Otherwise, saving a vertex cache animation might be the most reliable approach. One way to reduce the size of the file on disk is to split the shirt, trousers and body into separate USDs that you can then load as individual layers in Create. You can save a particular object to a USD by making just that object visible in the scene and enabling the Visible Only toggle in the USD export options.

(Also, I’ve noted your request for suppressing the output. Thanks for the feedback on this.)

I’ll try with the split. Unfortunately, when I scale the shirt/trousers everything gets moved around since the applied meshcache is no longer correct. Indeed, armature bone locations seem correct. I’ve only noticed that, in the exported USD, changing the skel:skinningMethod does change the shape of the body. Might be that this is the different component between omniverse and blender.
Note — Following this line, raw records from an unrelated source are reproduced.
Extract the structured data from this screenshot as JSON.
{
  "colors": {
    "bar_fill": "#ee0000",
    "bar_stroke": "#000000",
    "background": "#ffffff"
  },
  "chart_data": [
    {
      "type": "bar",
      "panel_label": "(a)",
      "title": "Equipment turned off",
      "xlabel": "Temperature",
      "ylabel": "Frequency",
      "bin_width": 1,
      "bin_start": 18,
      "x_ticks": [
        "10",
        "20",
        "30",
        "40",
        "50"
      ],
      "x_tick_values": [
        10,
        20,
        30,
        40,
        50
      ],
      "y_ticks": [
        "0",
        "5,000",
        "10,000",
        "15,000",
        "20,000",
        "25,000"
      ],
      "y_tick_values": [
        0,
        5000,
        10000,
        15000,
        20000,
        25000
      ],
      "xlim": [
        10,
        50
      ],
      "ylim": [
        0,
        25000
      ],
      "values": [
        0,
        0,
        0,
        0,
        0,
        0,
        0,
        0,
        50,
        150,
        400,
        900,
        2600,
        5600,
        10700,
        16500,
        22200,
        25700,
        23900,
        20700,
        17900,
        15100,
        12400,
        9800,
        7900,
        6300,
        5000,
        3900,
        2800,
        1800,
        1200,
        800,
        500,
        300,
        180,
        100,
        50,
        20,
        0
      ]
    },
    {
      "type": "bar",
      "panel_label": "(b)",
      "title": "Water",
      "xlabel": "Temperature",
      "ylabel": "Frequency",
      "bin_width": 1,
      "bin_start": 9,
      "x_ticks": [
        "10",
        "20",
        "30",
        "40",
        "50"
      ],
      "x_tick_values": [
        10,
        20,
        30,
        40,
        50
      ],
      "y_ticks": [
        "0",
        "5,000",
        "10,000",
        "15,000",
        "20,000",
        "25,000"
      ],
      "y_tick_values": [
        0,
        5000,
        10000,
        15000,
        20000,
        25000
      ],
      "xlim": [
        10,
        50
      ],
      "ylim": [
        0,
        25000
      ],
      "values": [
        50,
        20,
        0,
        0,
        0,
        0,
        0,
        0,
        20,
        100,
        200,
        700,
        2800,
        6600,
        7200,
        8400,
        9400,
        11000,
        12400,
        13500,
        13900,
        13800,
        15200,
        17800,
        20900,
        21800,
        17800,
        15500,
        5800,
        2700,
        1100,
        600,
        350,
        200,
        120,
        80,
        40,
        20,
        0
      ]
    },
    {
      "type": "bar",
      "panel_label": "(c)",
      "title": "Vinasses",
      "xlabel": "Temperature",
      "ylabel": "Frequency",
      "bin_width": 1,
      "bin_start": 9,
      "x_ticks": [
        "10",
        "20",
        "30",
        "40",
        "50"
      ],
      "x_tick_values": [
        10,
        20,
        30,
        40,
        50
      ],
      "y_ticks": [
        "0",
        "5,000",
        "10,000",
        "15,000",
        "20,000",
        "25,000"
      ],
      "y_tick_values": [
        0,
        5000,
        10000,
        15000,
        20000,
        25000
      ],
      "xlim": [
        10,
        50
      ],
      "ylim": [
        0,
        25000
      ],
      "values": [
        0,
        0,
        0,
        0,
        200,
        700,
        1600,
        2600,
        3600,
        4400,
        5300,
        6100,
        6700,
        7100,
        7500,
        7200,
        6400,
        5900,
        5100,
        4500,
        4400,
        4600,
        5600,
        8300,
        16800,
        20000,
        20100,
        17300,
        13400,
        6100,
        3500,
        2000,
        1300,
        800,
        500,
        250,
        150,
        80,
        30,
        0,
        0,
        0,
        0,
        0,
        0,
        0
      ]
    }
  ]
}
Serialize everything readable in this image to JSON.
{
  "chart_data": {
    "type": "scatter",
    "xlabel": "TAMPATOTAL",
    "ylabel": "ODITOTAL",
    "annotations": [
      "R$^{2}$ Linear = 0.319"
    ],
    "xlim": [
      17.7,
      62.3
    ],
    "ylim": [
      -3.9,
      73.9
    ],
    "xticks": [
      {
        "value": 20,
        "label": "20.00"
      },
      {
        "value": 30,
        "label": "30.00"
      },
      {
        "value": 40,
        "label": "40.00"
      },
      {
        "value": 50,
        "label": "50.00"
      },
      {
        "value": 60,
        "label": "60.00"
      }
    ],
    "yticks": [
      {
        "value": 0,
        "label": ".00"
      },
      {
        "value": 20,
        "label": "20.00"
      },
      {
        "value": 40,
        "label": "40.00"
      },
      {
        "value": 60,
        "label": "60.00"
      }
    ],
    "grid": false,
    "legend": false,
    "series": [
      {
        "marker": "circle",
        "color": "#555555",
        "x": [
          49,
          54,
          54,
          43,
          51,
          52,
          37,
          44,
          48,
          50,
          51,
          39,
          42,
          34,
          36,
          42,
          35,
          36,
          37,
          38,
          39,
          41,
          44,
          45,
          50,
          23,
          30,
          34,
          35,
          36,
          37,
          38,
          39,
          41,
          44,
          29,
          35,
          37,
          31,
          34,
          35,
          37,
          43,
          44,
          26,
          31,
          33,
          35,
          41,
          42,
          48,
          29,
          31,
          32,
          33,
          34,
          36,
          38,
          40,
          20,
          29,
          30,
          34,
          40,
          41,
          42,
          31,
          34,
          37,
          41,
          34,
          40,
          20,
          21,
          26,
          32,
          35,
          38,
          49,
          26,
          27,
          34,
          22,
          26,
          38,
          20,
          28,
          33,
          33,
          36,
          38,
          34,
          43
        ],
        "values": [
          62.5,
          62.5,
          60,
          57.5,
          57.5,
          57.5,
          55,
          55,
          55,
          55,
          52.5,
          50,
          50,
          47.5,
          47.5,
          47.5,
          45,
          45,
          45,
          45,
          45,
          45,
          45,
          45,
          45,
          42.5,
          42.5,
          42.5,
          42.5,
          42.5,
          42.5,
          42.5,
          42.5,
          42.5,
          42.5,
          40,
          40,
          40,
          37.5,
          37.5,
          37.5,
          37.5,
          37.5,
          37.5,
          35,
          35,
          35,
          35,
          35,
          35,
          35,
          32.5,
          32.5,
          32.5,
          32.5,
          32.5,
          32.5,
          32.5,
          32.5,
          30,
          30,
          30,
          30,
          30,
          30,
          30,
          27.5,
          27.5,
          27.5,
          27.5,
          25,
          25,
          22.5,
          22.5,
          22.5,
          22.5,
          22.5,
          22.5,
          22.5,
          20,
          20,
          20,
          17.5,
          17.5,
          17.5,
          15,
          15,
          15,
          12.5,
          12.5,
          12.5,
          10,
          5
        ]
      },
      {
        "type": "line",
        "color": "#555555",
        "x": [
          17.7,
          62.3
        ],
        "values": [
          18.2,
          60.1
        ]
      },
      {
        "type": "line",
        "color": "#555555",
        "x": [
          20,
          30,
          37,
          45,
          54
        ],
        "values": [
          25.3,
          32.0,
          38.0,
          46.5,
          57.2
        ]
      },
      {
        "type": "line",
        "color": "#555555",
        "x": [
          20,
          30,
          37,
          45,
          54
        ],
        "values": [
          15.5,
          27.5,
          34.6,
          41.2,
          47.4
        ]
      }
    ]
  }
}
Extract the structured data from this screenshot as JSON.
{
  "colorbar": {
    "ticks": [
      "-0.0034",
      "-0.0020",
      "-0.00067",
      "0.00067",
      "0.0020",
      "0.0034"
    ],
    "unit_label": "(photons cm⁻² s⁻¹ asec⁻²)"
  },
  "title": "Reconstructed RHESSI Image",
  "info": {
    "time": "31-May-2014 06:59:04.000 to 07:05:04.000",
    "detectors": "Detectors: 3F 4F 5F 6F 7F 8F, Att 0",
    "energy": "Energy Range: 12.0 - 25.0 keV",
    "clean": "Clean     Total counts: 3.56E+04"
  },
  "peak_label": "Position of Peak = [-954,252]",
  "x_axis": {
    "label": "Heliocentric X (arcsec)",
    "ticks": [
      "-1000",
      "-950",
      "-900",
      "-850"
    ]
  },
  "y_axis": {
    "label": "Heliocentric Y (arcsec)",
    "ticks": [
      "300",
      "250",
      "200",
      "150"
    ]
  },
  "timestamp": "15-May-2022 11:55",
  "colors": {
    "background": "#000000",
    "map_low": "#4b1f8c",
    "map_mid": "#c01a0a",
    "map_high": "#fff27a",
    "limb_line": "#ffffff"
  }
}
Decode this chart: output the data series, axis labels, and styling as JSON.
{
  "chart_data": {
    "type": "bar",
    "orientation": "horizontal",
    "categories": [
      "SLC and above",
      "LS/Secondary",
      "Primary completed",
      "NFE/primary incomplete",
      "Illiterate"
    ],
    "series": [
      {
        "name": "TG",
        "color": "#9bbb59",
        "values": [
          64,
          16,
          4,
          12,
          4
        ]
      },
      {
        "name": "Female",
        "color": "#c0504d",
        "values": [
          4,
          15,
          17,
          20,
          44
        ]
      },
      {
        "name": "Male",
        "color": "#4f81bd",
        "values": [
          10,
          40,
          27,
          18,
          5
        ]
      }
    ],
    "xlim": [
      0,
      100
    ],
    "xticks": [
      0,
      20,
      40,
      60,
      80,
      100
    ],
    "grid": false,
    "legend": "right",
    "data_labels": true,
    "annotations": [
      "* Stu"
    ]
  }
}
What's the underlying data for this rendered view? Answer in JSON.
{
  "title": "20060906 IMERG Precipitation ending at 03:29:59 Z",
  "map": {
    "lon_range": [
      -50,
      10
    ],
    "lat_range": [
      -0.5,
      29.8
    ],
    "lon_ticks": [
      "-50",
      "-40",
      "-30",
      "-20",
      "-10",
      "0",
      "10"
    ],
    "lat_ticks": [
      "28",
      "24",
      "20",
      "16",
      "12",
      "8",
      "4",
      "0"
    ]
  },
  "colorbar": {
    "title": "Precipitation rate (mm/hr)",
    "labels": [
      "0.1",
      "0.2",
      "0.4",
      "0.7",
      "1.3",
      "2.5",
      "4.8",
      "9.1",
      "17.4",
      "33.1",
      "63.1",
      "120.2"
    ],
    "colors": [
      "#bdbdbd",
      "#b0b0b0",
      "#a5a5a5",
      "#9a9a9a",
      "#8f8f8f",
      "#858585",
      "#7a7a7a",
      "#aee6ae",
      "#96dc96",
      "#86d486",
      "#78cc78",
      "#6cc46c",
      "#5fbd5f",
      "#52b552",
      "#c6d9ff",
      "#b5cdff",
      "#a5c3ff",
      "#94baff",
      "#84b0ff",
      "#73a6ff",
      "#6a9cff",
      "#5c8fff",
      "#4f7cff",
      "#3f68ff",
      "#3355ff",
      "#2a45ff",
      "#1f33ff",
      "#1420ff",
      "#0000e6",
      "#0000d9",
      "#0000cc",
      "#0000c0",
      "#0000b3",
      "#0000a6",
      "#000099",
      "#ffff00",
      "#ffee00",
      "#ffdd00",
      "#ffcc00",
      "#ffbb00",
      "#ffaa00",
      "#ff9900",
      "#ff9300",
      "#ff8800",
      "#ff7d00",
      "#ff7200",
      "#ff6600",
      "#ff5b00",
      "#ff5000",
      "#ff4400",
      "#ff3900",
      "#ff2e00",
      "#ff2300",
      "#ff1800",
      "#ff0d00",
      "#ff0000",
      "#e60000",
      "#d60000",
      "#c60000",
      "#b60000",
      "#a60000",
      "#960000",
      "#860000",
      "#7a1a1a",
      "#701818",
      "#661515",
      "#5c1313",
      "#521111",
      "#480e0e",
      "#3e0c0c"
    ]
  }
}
The output is noticeable when one call bpy.wm.ops.usd_export either from console or script. Calling from the UI it is suppressed. I tried to redirect the output through python coding but it does not seem to work.

Hi @makowalski, I’ve a related question. Do you know how I can add a collision to my animation (considering that I use the vertex cache)? I’m not able to make it work, it just considers the first frame.

Hi @eliabntt94. My apologies for the delayed reply. I’ve directed your question to the physics team and will let you know when I hear back. Thanks!

@eliabntt94 I’m told that collisions against deforming vertices isn’t currently supported, unfortunately.